I noticed that my calendar was telling me the the Ides of May were this upcoming weekend, and I couldn’t remember why I’d made a note of it, so I went puttering around the internet, like ya do, in search of more information. I still don’t know why I made a note of it, but this website got me off on a tangent. You see, I’ve been reading The Destruction of Sabbath by Tyreman and Vornholt (I feel like I’ve mentioned this before), which posits that the ancient Jewish calendar of Sabbaths was based much more closely on the moon, and that it was changed in the 4th century AD, under Roman rule, to match up with the solar calendar they were using. The reason that the page on the Julian calendar poked me was this:
Even after the days of the month had lost any fixed correspondence with the phases of the moon, the Romans continued to count them in relation to one of three fixed points in the lunar cycle. The Kalends (from calare, “proclaim”) was the first day of the month and sacred to Juno, to whom sacrifice was made at the first appearance of the crescent new moon (several days after conjunction, when it passes between the sun and the earth).
It was apparently the Julian calendar in 46BC that affixed the calendar to the solar year.
One of the things pointed out in The Destruction of Sabbath is that a lunar calendar has an easily and regularly visible check for its notation every month, and is therefore a calendar of the people. A solar calendar, on the other hand, requires someone in authority, or at least with good record keeping and some instrumentation, to verify where one is in the cycle; you cannot see it with the naked eye. So a solar calendar supports a political structure, whereas the lunar calendar is a calendar of the people.
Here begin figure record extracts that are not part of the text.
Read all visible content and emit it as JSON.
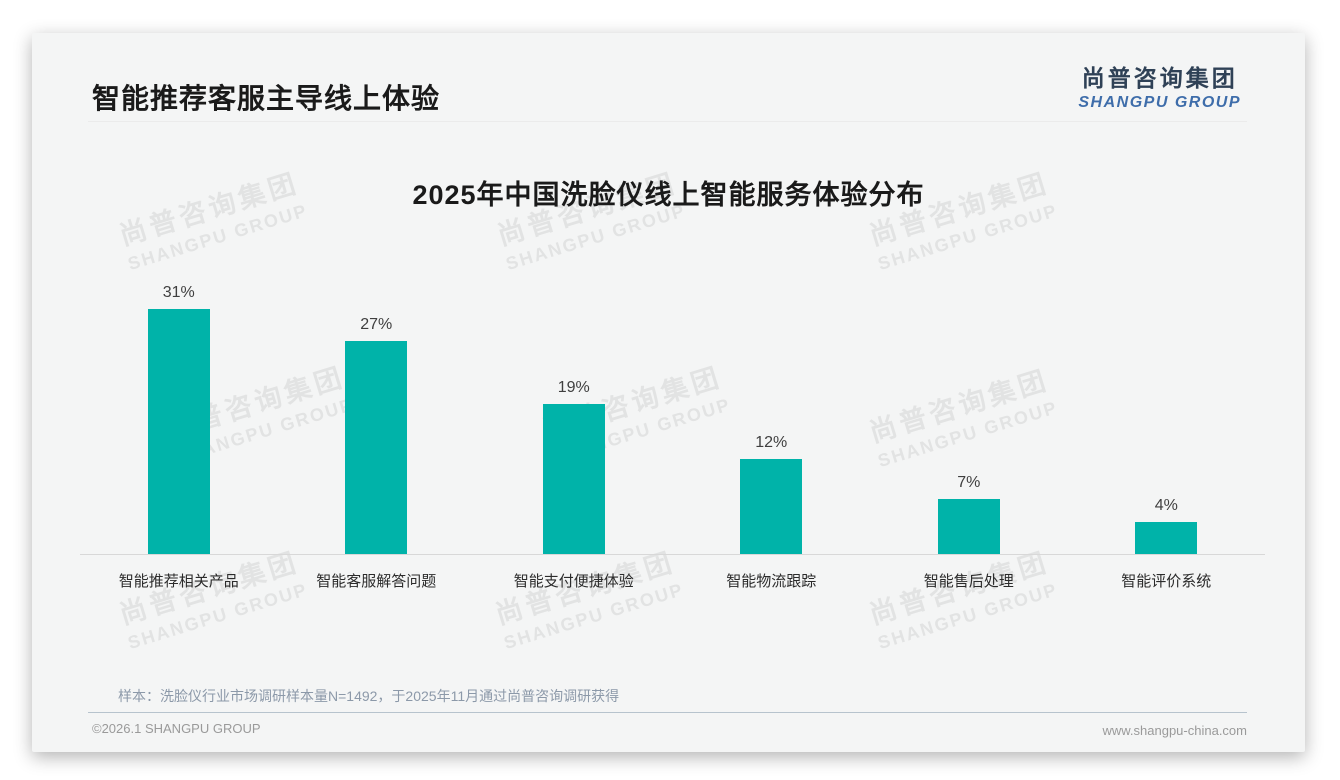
{
  "header": {
    "title": "智能推荐客服主导线上体验"
  },
  "logo": {
    "cn": "尚普咨询集团",
    "en": "SHANGPU GROUP"
  },
  "watermark": {
    "cn": "尚普咨询集团",
    "en": "SHANGPU GROUP"
  },
  "chart_data": {
    "type": "bar",
    "title": "2025年中国洗脸仪线上智能服务体验分布",
    "categories": [
      "智能推荐相关产品",
      "智能客服解答问题",
      "智能支付便捷体验",
      "智能物流跟踪",
      "智能售后处理",
      "智能评价系统"
    ],
    "values": [
      31,
      27,
      19,
      12,
      7,
      4
    ],
    "unit": "%",
    "value_labels": [
      "31%",
      "27%",
      "19%",
      "12%",
      "7%",
      "4%"
    ],
    "bar_color": "#00b3a9",
    "ylim": [
      0,
      35
    ],
    "grid": false,
    "legend": false,
    "xlabel": "",
    "ylabel": ""
  },
  "note": "样本：洗脸仪行业市场调研样本量N=1492，于2025年11月通过尚普咨询调研获得",
  "footer": {
    "left": "©2026.1 SHANGPU GROUP",
    "right": "www.shangpu-china.com"
  },
  "colors": {
    "bar": "#00b3a9",
    "card_bg": "#f4f5f5",
    "logo_cn": "#2f4156",
    "logo_en": "#3e6daa"
  }
}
As I mentioned in my post about astrological Beltane, the solar calendar is not terribly useful for calculating solar notation dates anyway, as they shift slightly from year to year, due to a wobble in the earth’s axis that affects our rotation. I feel like this removes us even more from Nature, and enhances the disconnect we experience in urban environments. This is likely a major contributor tot he psychology of pollution. If we want to get back to a strong connection with the world around us, if we want to make it easier on ourselves to be environmentally conscious, a big step would be to connect more with the astronomical bodies in our solar system. Notice the phases of the moon. Notice the true equinoxes and the solstices, and their true cross quarters, and do something to mark those day, to make them real.